We also have to turn, ever so briefly, to something else that is going on in Scottish politics and deeply concerns me: dark money and the use of unincorporated associations to give money directly into the coffers of the Scottish Conservatives. We do not know much about those unincorporated associations; sometimes we are given an email address, a telephone number or even the name of a building, but we have absolutely no idea where their income comes from or how they are able to funnel it into the coffers of the Scottish Conservatives. It is a disgrace that they can continue doing so. We must get on with fixing that.

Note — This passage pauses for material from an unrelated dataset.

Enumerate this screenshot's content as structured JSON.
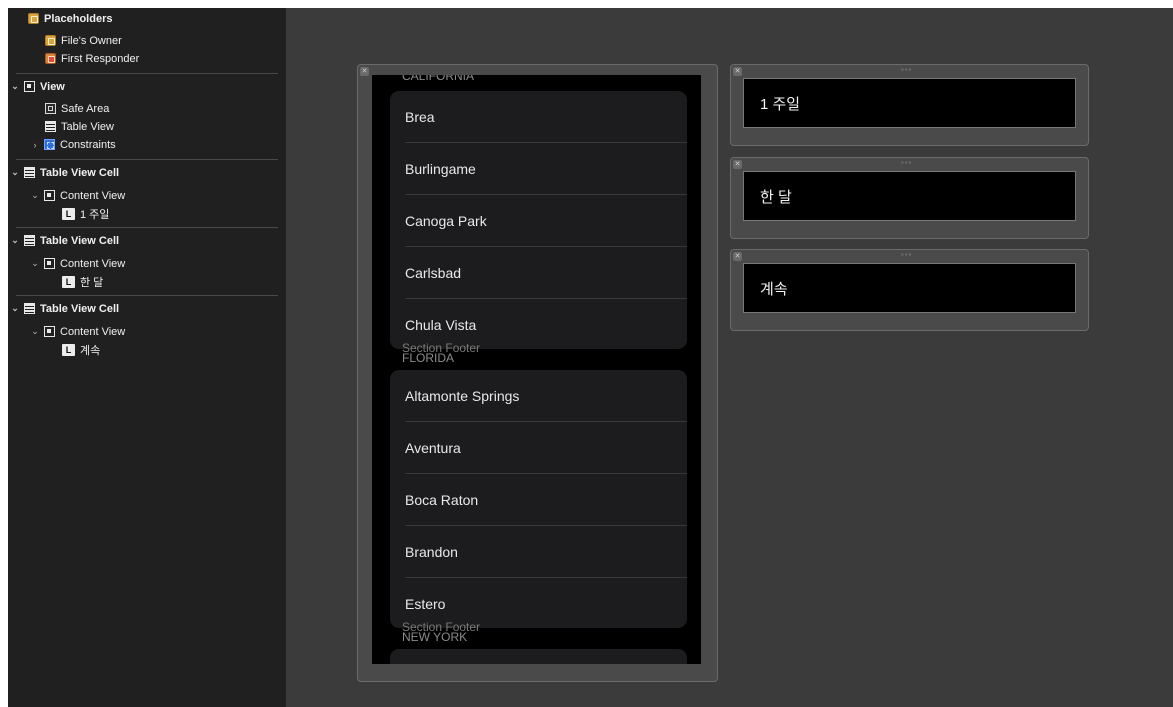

In my 20 years in this place, I think I have spoken in every debate on second jobs and standards in this House. As you will remember, Madam Deputy Speaker, we looked at the matter most recently in February 2015 when there was a scandal about a sting operation involving Jack Straw and Malcolm Rifkind. We all got together like this, we all spoke ever so highly and in detail about what we should do to address the problem, and we declared that we would do something about it. Is it not sad that we are back here seven years later saying the same things, determined to try to clean this place up?
We should not have to be here again. We should have had this dealt with. We are going through a terrible, terrible period in our politics just now. It is down to Conservative Members: the resolution lies with them. Back the Labour motion and throw out this stupid amendment.